Royal Observatory Greenwich marks 350 years, warns against AI dependence
The Royal Observatory Greenwich marked 350 years by praising human curiosity and warning that instant AI answers can erode judgment, questioning and expertise.

The Royal Observatory Greenwich used its 350th anniversary to underline a stark message: the institution that helped Britain solve longitude still sees human judgment as irreplaceable in an age of instant AI answers.
Paddy Rodgers, chief executive of Royal Museums Greenwich, said the observatory’s long history showed the power of human knowledge and the need to avoid dependence on AI. He warned that “a reliance solely on instant answers” risks weakening the habits of questioning and evaluation that support knowledge, expertise and innovation.
Founded in 1675 by King Charles II, the observatory was built to solve longitude and improve navigation at sea. Royal Museums Greenwich says it was Britain’s first state-funded scientific research institution, a distinction that still carries weight in 2025 as the site celebrates 350 years at the heart of Greenwich Park in London. It remains the home of Greenwich Mean Time and the historic location of the Prime Meridian at 0° longitude, where timekeeping and global navigation were once anchored to a single line.

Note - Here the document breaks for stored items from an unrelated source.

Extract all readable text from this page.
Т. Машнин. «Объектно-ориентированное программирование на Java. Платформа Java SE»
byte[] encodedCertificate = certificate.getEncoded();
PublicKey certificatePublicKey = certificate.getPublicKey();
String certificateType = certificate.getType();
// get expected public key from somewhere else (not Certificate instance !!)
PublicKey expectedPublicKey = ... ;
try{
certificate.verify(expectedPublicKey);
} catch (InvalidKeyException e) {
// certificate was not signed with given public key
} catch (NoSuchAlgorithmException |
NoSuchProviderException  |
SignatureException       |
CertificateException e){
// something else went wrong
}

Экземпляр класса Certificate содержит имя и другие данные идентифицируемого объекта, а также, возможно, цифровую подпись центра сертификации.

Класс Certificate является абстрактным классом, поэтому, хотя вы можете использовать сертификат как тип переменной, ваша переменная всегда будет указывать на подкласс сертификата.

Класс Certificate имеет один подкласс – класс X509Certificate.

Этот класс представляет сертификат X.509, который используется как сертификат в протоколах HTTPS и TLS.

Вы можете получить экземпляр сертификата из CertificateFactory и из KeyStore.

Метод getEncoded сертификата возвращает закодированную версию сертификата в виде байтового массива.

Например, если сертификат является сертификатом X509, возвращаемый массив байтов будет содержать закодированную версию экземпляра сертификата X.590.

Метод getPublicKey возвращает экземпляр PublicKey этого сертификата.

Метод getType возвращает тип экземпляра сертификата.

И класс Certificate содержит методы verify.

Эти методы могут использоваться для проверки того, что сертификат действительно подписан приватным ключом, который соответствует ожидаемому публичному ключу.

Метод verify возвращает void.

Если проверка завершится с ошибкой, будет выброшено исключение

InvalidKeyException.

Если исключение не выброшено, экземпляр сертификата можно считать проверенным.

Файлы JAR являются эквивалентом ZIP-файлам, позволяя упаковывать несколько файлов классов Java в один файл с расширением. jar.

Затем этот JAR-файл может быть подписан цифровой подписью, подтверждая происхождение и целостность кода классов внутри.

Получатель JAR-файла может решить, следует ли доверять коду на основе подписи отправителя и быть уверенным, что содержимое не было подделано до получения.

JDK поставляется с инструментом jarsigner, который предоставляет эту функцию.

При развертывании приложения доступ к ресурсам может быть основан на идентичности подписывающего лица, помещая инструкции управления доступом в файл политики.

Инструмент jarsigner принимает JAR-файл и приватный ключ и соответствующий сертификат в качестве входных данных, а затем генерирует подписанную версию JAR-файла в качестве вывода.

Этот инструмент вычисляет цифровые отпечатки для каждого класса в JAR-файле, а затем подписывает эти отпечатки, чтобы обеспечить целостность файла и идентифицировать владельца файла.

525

That scientific legacy is not confined to the past. The observatory is part of the Maritime Greenwich UNESCO World Heritage Site and remains a public centre for astronomy, time, space and navigation. Visitors can still stand on the Prime Meridian Line, and the site also houses the UK’s largest refracting telescope, a reminder that the observatory’s role has always been to turn observation into understanding.

Rodgers’s warning lands in a moment when schools, universities and newsrooms are under pressure to speed up answers rather than slow down for verification. The observatory’s own history offers a counterargument. The long arc from longitude charts to Greenwich Mean Time shows that progress has depended not just on information, but on the disciplined habit of testing it. In science communication, that means making complexity legible without flattening it. In education, it means preserving the work of interpretation, not just retrieval. And in public life, it means keeping space for expertise that can be checked, challenged and improved.

Royal Museums Greenwich, which also oversees the National Maritime Museum, the Queen’s House and Cutty Sark, presented the anniversary as more than a milestone for one landmark. It framed the observatory as a living case for why human curiosity still matters: not because machines cannot answer, but because institutions lose something vital when answering becomes too easy.